Exemple, vous mentionnez que vous avez enfin pigé comment fonctionne Access et que vous vous apprêtez à remplir votre base de données destiner à faire du vaste bordel qu'est votre thèse, quelque chose de lisible. Néanmoins vous auriez bien besoin d'un petit coup de main encore. Linux-man vous rigole dans les trous de nez et vous demande pourquoi vous n'utilisez pas MySql. Linux-man n'en a rien à faire que vous n'ayez trouvé qu'une formation sur Access à la fac. Linux-man, au lieu de répondre en deux mots à votre question, passera un quart d'heure à vous démontrer les joies de la licence libre, et ne vous répondra, d'une moue dégoûtée, qu'à la fin, lorsque vous lui aurez assené que vous avez perdu suffisamment de temps à apprendre à vous servir d'Access, et que vous n'avez pas l'intention de recommencer.

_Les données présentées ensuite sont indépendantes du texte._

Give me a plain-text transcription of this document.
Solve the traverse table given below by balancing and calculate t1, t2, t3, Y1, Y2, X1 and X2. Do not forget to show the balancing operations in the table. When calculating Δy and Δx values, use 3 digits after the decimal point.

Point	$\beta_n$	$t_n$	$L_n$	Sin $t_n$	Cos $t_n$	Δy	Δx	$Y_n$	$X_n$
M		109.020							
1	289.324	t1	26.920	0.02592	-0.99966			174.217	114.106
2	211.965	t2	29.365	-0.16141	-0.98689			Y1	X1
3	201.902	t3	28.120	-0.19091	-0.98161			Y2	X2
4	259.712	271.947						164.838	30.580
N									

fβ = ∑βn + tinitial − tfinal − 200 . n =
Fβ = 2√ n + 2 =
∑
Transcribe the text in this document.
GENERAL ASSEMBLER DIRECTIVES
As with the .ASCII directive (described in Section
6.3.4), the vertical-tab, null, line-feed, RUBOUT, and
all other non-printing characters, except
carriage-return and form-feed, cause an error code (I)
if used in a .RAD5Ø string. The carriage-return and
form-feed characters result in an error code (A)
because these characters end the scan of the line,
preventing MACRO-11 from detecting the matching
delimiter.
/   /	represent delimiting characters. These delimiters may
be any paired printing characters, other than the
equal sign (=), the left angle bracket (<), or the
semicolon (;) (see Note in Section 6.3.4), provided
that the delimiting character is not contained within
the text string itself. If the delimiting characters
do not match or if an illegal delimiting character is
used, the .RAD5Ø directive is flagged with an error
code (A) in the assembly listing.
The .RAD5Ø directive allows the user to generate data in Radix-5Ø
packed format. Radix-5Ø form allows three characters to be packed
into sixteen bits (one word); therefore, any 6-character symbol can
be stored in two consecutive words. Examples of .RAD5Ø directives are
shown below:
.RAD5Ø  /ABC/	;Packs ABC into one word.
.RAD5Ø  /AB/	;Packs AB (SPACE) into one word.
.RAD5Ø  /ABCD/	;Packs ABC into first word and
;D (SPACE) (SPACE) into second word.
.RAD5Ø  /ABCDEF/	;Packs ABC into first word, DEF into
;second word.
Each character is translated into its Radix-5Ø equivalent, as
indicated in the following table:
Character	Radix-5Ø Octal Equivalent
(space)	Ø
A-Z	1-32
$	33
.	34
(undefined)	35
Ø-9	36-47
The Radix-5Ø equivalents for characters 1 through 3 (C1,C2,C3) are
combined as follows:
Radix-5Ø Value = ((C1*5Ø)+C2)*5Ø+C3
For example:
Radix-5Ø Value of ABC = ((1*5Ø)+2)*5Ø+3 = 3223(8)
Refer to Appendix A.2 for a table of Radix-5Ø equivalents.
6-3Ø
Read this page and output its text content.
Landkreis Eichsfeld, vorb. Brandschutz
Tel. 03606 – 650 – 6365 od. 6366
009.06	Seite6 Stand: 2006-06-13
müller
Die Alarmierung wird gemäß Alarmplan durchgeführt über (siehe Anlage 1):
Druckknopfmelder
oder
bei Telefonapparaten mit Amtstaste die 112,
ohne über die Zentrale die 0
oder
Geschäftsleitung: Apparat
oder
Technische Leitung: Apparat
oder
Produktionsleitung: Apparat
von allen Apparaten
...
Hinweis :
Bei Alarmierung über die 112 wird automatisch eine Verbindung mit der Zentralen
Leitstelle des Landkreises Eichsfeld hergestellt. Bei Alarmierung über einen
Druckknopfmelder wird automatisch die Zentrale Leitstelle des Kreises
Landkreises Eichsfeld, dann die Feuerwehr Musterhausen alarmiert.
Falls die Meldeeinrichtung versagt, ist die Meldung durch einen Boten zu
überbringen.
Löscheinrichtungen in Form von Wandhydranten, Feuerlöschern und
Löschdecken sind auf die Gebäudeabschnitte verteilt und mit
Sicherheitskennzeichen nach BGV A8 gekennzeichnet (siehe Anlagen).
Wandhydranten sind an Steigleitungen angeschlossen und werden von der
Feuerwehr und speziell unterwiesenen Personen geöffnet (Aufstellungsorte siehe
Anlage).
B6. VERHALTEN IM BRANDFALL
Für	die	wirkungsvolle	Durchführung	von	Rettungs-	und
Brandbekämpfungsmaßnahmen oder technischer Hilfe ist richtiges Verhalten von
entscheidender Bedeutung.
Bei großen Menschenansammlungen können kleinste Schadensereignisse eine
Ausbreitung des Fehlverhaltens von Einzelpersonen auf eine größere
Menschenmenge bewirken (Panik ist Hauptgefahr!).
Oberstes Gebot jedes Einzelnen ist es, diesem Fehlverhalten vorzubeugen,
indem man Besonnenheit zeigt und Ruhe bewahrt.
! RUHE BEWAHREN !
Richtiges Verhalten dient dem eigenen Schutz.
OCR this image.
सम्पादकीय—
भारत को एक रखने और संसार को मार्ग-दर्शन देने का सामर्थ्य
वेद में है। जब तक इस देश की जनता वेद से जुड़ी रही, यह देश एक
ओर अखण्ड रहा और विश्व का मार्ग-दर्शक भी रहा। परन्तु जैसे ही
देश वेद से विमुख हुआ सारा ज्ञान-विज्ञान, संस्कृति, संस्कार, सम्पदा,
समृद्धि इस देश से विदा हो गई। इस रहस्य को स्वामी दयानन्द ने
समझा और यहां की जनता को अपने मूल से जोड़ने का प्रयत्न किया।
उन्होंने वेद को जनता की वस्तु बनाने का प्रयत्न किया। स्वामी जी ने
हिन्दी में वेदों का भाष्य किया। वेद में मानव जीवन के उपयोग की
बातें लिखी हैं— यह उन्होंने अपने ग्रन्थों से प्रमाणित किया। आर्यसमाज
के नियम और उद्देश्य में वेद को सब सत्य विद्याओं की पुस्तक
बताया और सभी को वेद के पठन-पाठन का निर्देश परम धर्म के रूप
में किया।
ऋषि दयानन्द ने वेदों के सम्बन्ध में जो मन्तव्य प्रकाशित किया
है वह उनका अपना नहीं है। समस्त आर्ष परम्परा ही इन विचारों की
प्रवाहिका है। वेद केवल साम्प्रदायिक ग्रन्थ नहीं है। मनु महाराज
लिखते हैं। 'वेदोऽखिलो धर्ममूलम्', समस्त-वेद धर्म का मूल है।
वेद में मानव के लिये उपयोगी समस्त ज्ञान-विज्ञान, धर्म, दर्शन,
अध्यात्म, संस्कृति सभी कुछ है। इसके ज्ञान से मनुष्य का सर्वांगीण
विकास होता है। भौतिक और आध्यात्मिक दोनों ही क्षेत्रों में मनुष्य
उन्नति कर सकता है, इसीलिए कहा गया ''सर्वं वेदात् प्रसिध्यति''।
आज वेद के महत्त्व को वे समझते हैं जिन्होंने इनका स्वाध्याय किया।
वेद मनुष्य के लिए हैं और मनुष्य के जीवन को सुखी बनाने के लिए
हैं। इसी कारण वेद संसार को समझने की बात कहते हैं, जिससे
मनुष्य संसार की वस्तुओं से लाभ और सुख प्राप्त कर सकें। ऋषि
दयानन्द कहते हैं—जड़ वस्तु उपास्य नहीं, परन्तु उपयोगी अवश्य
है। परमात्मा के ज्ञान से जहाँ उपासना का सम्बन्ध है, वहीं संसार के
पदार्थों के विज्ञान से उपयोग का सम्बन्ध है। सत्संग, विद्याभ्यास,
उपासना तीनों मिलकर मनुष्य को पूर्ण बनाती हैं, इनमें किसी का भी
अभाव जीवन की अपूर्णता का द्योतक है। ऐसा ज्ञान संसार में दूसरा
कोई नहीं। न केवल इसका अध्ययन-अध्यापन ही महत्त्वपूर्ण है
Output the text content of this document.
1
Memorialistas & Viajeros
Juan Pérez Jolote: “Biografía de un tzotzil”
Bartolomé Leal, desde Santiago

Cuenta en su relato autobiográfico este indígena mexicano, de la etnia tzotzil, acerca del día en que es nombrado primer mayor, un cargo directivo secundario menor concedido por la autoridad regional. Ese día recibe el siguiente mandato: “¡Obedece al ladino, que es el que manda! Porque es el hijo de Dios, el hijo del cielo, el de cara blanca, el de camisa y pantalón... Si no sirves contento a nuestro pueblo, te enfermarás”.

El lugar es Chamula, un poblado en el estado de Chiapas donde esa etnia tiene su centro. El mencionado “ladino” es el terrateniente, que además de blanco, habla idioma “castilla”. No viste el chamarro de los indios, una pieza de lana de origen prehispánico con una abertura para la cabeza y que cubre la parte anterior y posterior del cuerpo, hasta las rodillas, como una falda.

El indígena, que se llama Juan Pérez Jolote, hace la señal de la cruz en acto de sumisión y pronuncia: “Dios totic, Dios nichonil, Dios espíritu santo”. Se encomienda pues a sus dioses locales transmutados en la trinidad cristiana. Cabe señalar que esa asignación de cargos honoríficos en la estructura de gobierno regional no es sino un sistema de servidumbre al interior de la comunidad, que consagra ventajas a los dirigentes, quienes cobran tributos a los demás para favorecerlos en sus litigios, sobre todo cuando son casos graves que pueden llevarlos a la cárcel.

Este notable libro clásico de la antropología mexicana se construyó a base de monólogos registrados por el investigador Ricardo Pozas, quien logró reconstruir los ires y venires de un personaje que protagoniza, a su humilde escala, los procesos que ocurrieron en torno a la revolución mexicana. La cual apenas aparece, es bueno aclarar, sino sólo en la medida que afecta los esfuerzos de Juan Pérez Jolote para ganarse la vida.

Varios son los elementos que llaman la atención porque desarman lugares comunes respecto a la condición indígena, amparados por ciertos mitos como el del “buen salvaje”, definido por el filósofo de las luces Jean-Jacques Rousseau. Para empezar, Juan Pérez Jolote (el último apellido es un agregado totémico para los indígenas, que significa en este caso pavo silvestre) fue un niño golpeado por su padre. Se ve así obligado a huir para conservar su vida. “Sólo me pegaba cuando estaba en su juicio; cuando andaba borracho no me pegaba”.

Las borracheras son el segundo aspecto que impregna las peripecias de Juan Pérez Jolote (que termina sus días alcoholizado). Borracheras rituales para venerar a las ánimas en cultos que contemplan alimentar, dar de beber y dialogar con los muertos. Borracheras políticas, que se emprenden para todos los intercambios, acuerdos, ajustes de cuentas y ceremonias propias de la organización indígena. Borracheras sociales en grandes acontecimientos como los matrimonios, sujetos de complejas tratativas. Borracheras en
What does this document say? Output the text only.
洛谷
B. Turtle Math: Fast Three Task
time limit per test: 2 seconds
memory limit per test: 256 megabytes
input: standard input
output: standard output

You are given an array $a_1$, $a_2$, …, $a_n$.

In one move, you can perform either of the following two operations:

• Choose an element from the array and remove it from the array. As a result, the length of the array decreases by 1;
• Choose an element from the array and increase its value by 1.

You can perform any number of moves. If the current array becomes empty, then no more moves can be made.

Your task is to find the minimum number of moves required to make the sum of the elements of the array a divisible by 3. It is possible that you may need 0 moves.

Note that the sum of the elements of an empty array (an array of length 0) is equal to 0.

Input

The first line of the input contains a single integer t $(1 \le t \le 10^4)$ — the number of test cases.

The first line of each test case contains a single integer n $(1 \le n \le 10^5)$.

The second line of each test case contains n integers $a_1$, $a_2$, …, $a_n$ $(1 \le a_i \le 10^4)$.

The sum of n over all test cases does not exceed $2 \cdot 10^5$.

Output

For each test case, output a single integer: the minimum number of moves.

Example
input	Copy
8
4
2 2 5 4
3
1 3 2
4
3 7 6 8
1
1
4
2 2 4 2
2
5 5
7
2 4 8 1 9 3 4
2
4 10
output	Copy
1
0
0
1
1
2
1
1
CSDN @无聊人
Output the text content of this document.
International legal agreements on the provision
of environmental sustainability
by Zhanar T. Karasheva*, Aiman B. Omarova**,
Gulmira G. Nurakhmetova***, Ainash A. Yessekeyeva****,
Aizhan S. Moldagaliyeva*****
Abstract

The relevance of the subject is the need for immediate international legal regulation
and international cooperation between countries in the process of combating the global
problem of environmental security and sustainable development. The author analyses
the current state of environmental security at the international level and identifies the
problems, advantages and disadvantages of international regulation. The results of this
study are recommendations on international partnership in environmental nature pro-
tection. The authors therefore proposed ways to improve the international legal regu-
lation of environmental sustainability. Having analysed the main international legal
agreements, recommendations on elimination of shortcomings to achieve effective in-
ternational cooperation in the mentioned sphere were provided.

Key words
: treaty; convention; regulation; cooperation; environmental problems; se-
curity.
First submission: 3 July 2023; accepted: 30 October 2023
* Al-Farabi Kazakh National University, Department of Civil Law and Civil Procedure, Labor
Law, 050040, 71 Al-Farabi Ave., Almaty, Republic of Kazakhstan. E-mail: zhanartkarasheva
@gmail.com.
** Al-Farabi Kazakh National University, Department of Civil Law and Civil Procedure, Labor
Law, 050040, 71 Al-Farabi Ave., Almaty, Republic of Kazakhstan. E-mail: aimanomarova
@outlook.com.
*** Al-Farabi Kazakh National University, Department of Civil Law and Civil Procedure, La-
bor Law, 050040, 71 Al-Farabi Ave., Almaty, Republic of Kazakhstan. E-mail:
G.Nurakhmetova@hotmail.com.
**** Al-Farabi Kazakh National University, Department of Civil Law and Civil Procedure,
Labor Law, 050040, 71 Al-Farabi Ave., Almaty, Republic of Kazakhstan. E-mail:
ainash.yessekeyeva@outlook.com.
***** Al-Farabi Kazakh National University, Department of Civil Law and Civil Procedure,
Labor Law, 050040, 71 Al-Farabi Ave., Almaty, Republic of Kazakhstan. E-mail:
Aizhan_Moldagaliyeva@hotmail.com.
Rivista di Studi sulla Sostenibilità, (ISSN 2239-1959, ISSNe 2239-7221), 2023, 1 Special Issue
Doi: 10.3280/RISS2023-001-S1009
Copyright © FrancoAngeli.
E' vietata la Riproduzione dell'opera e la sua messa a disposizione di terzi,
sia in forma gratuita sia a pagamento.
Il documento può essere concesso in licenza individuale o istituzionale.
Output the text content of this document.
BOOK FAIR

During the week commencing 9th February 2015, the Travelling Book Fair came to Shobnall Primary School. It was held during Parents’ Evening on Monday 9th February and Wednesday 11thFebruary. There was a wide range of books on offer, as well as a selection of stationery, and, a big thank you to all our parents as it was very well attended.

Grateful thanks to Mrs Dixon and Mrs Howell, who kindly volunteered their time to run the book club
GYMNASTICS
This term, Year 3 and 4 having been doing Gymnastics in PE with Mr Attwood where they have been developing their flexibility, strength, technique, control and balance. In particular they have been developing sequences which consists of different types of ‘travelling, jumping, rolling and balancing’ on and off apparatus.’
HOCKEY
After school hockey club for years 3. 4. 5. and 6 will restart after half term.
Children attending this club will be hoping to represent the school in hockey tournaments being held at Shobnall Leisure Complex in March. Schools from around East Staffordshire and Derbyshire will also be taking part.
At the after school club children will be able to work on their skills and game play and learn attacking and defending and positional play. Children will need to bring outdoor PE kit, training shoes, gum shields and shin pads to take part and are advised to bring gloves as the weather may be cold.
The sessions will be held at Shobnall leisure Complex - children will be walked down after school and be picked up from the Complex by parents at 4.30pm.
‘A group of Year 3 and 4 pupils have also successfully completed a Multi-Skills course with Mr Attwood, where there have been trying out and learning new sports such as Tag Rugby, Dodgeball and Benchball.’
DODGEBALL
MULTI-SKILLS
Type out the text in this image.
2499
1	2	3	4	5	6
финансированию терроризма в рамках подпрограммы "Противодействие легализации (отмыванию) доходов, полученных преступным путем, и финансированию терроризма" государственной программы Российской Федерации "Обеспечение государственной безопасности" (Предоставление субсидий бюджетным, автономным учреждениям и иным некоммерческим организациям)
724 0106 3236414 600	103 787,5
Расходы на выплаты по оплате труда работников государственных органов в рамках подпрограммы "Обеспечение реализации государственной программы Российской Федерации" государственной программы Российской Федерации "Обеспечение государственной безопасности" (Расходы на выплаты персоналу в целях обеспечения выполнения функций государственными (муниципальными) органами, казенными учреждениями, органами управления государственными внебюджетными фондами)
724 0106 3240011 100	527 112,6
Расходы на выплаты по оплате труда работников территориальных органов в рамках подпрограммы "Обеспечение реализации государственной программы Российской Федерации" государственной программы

Autre exemple, vous téléchargez une mise à jour d'Open Office - si, comme moi, votre radinisme vous a empêché de prendre le pack office en plus lors de l'achat de votre MacBook, ce qui vous a conduit à installer la suite OpenOffice (gratos et puis, à la fac, y'a un informaticien qui fait des formations pour apprendre comment ça marche). Là, Linux-man est content, car vous vous servez d'un logiciel open source. Mais Linux-man n'est pas si content que ça, et il veut absolument vous convaincre qu'il existe un nouveau truc de traitement de texte encore plus mieux. "Ah mais ça marche mieux ?" lui demandez-vous. "Non mais c'est mieux". Oh.
Effectivement, c'est mieux car les types qui ont fondé ce nouveau truc, en fait, ce sont les gentils d'Open Office qui n'aimaient pas qu'Open Office soit truffé de méchants qui font ça pour le fric - oui car Linux-man est très souvent persuadé que l'informatique doit être un truc totalement désintéressé, par des gens qui font ça de manière désintéressée. Pas pour le fric mais alors pas du tout. Alors le nouveau logiciel, il est fait par des gentils encore plus gentils que les gentils d'avant.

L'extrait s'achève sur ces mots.